You’ve heard that old saw that if something quacks like a duck, walks like a duck, it’s probably a duck? Might as well apply it to the U.S. economy.
Today’s Economic Trends Index from The Conference Board declined slightly from July. It now stands at 96.7. In July it was 97.4.
Obviously, that’s not good news, though a .7 drop in an index that is up 9.4 percent in a year might be ignorable if all it did was quack. But the Index is also walking like the duck it is. For the first time since March 2009 seven of the eight components that go into the index turned negative.
The Conference Board reported the weakening indicators were: Percentage of Respondents Who Say They Find “Jobs Hard to Get”; Initial Claims for Unemployment Insurance, Percentage of Firms With Positions Not Able to Fill Right Now; Part-Time Workers for Economic Reasons; Job Openings; Industrial Production; and Real Manufacturing and Trade Sales.
The only component of the Economic Trends Index that improved between July and August was the number of employees hired by the temp industry. That’s a strong sign that America’s companies aren’t yet confident enough to hire full-time.
“Employment growth has been slow lately, and the Employment Trends Index suggests that it may slow even further this fall,” said Gad Levanon, associate director, Macroeconomic Research at The Conference Board. “However, we still expect job growth rather than an outright decline in the next several months.”
A Manpower survey also out today supports that view. The staffing firm’s quarterly survey of some 18,000 employers says 71 percent of the businesses don’t expect to hire or layoff any workers. Only 15 percent anticipate increasing staff in the 4th quarter; 11 percent expect to cut workers. The final 3% of employers are undecided about their hiring intentions.

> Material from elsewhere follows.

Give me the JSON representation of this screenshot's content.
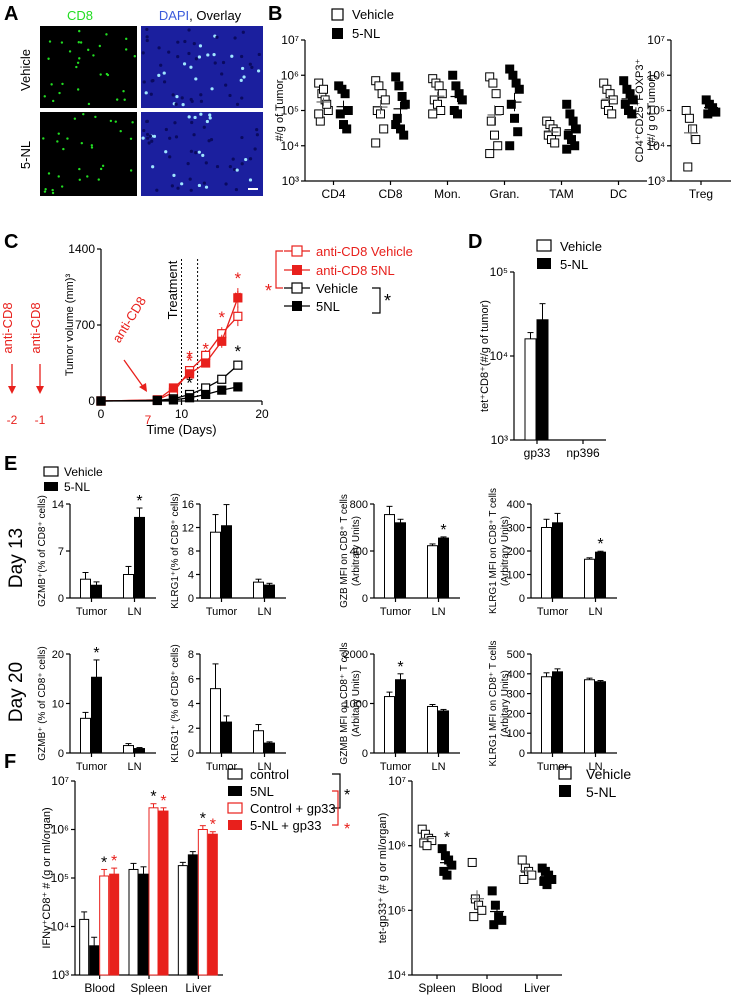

The Net Employment Outlook, often shortened to simply Outlook or NEO, is a +4 percent, or +5 percent when seasonally adjusted. That’s up from the -1 percent for the 4th quarter of 2009 and flat with the 3rd quarter Manpower forecast.
The forecast is just what a slew of surveys and indices predicted would be ahead for the second half of this year. In a survey reporting 65 percent of employers expected no change in staffing levels during the second half of 2010, CareerBuilder CEO Matt Ferguson said, “The survey indicates that we’ll see sustainable new job growth through the remainder of the year, but it will be absent of any dramatic shifts.”
Now, Manpower Inc. Chairman and CEO Jeff Joerres, is saying the same thing. “The hiring intentions for the fourth quarter are not enough to break through the labor market sound barrier that we’re all eagerly anticipating, as 71 percent of employers indicate no change in hiring.”